The Zyte tutorial “Create your first spider” crawls this page which has a pager with a “normal” next link. But what if the next link contains only a href="#"
and executes JavaScript instead, like many websites nowadays do? In that case, you have no URL for your next_page_links
and cannot execute response.follow_all
, right?
The chapter “Handle JavaScript” of the Zyte Tutorial suggests to use browser automation, and the example given there demonstrates how this works with the scrollBottom
action for http://quotes.toscrape.com/scroll.

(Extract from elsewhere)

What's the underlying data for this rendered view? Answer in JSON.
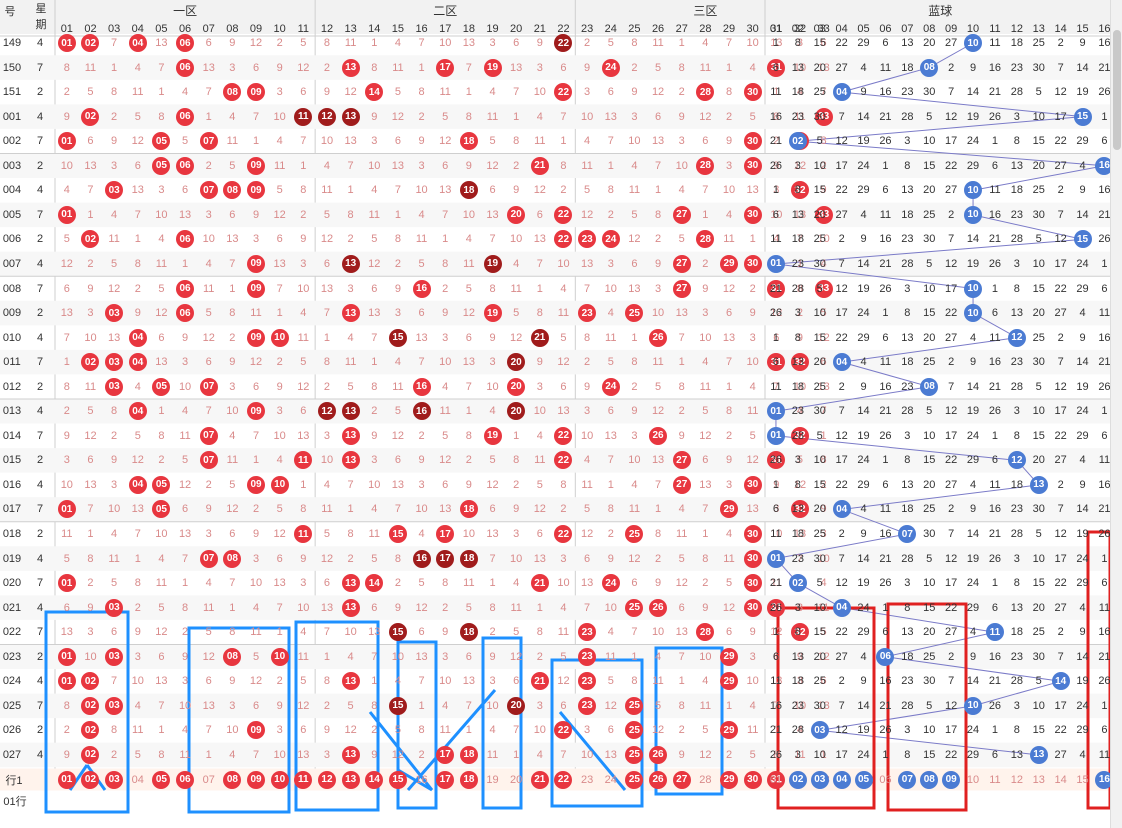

Unfortunately, there is no example how to handle a click
action on a next link to make the next results load with JavaScript. Basically, as a proof of concept, clicking the link would even work with a normal link like on http://books.toscrape.com.
I tried this like that:
import scrapy
from scrapy import Request
class BooksToScrapeSpider(scrapy.Spider):
name = "books_toscrape"
start_urls = [
"http://books.toscrape.com/catalogue/category/books/mystery_3/index.html"
]
def parse(self, response):
# Extract book data
for book in response.css("article.product_pod"):
yield {
"name": book.css("h3 a::attr(title)").get(),
"price": book.css(".price_color::text").get(),
}
# Find the "next" link
next_page = response.css("li.next a::attr(href)").get()
if next_page:
self.logger.info(f"Found next page: {next_page}")
yield Request(
# response.urljoin(next_page),
"http://books.toscrape.com/catalogue/category/books/mystery_3/index.html#",
meta={
"zyte_api_automap": {
"browserHtml": True,
"actions": [
{
"action": "click",
"selector": {"type": "css", "value": "li.next a"},
},
{
"action": "waitForSelector",
"selector": {
"type": "css",
"value": "li.previous a",
},
},
],
}
},
callback=self.parse,
)
else:
self.logger.info("No next page found")
To perform Zyte browser automation, I first need a request, right? So it doesn’t work without an URL. In my fictitious case, the URL is http://books.toscrape.com/catalogue/category/books/mystery_3/index.html#, actually. But I do not want to fire a request and then perform an action. What I want is to perform an action without request (like an ‘onclick’ event does), and this action does something like, for example, a request.
I’ve been racking my brains for days on how to do this – to no avail. Does anyone have any ideas for me?